Economie
Comment garder sous contrôle les dépenses collectives de santé ?
La crise sanitaire du Covid-19 combinée à nos exigences croissantes en matière de santé font grimper les dépenses de l'Etat. Les réformes paramétriques ne sont jusque-là pas parvenues à les réguler. Quel avenir pour la prise en charge des soins en France ?
Michel Bernard, professeur de chaire supérieure, agrégé de sciences sociales, Membre du comité éditorial et scientifique de Pour l’Éco
© Sylvain THOMAS/REA
L’adage est bien connu : la santé n’a pas de prix. Ce qui était vrai pour l’individu l’est devenu également pour la collectivité avec le Covid-19. « Quoi qu’il en coûte » !
Et il en coûte : aux dépenses courantes de santé au sens de l’OCDE (12 % du PIB en France), il faut aujourd’hui ajouter la perte de PIB liée aux mesures prises pour tenter d’enrayer l’épidémie (de 9 à 10 % du PIB en 2020 pour la Banque de France), une perte certes provisoire, mais nul ne sait aujourd’hui quand elle sera comblée.
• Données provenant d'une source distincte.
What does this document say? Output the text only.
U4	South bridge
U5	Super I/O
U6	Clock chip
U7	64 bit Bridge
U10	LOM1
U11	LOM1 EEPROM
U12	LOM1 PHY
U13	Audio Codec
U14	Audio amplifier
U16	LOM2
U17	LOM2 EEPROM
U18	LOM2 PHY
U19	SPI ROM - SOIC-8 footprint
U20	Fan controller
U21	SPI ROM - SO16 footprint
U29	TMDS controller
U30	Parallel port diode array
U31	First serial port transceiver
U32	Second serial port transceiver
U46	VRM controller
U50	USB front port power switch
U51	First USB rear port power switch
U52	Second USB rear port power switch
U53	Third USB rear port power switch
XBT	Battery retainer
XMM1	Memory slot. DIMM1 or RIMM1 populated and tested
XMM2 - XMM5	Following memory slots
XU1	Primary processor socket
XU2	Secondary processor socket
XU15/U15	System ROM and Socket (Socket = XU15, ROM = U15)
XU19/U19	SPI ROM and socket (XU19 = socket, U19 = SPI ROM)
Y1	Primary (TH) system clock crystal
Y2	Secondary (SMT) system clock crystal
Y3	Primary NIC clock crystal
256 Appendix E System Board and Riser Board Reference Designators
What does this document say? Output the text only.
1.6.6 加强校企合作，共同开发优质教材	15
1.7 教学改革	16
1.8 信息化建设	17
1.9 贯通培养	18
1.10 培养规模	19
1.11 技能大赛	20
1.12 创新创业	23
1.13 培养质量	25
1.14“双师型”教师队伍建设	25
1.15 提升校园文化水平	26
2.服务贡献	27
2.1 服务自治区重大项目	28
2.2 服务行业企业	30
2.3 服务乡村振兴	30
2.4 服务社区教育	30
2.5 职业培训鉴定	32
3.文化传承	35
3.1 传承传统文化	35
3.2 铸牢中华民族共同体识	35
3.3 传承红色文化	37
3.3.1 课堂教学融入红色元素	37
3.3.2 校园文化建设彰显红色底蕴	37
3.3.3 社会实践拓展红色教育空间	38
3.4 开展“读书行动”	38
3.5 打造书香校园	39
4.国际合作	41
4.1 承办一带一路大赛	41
La pandémie a bon dos. Elle ne fait qu’accentuer une tendance lourde, peu susceptible d’être stoppée et encore moins inversée : les dépenses de santé croissent plus vite que les revenus des ménages, plus vite que le PIB.
« Un état complet de bien-être physique, mental et social »
Avec l’élévation du niveau de vie et l’élargissement de la couverture sociale, notre approche de la santé s’est considérablement modifiée : du droit aux soins, nous sommes passés au droit à la santé, c’est-à-dire, dixit l’OMS, « un état complet de bien-être physique, mental et social ».
Le champ est vaste ! Et tout pousse à la hausse des dépenses de santé : le vieillissement de la société, un système français de soin sans véritable maîtrise comptable et le progrès technique en matière médicale…
La prise en charge collective des dépenses de santé nous pose une redoutable question, celle du rationnement. Pris en ciseau entre le droit aux soins et l’impossibilité de les financer, que faire ?
L’arbitrage sera d’autant plus douloureux qu’il a été repoussé sans cesse, de réforme paramétrique en réforme paramétrique, avec pour seul cap la réduction des déficits.
La dérive à l'américaine des assurances privées
Une chose est sûre, l’équilibre financier de l’assurance-maladie ne peut pas être obtenu sur une longue période simplement en relevant les cotisations tout en diminuant la prise en charge.
Sauf à courir le risque de voir proliférer des assurances privées rendant des services certes excellents, mais à leurs seuls cotisants, bref une dérive à l’américaine, avec des risques de déchirement du tissu social. Rappelons l’étrange paradoxe américain : des dépenses de santé à 17 % du PIB et pourtant, un accès aux soins lourdement inégalitaire…
La vérité, c’est que l’équilibre financier n’est durablement possible qu’en séparant deux catégories de dépenses. D’un côté, les dépenses liées à des pathologies lourdes (ambulatoires ou hospitalières) doivent être financées par l’État-providence. De l’autre, les dépenses courantes, notamment la médecine de confort, peuvent être couvertes, au moins partiellement, par des assurances individuelles. Avec, bien sûr, une prise en charge par la solidarité nationale des personnes aux revenus trop faibles pour cotiser.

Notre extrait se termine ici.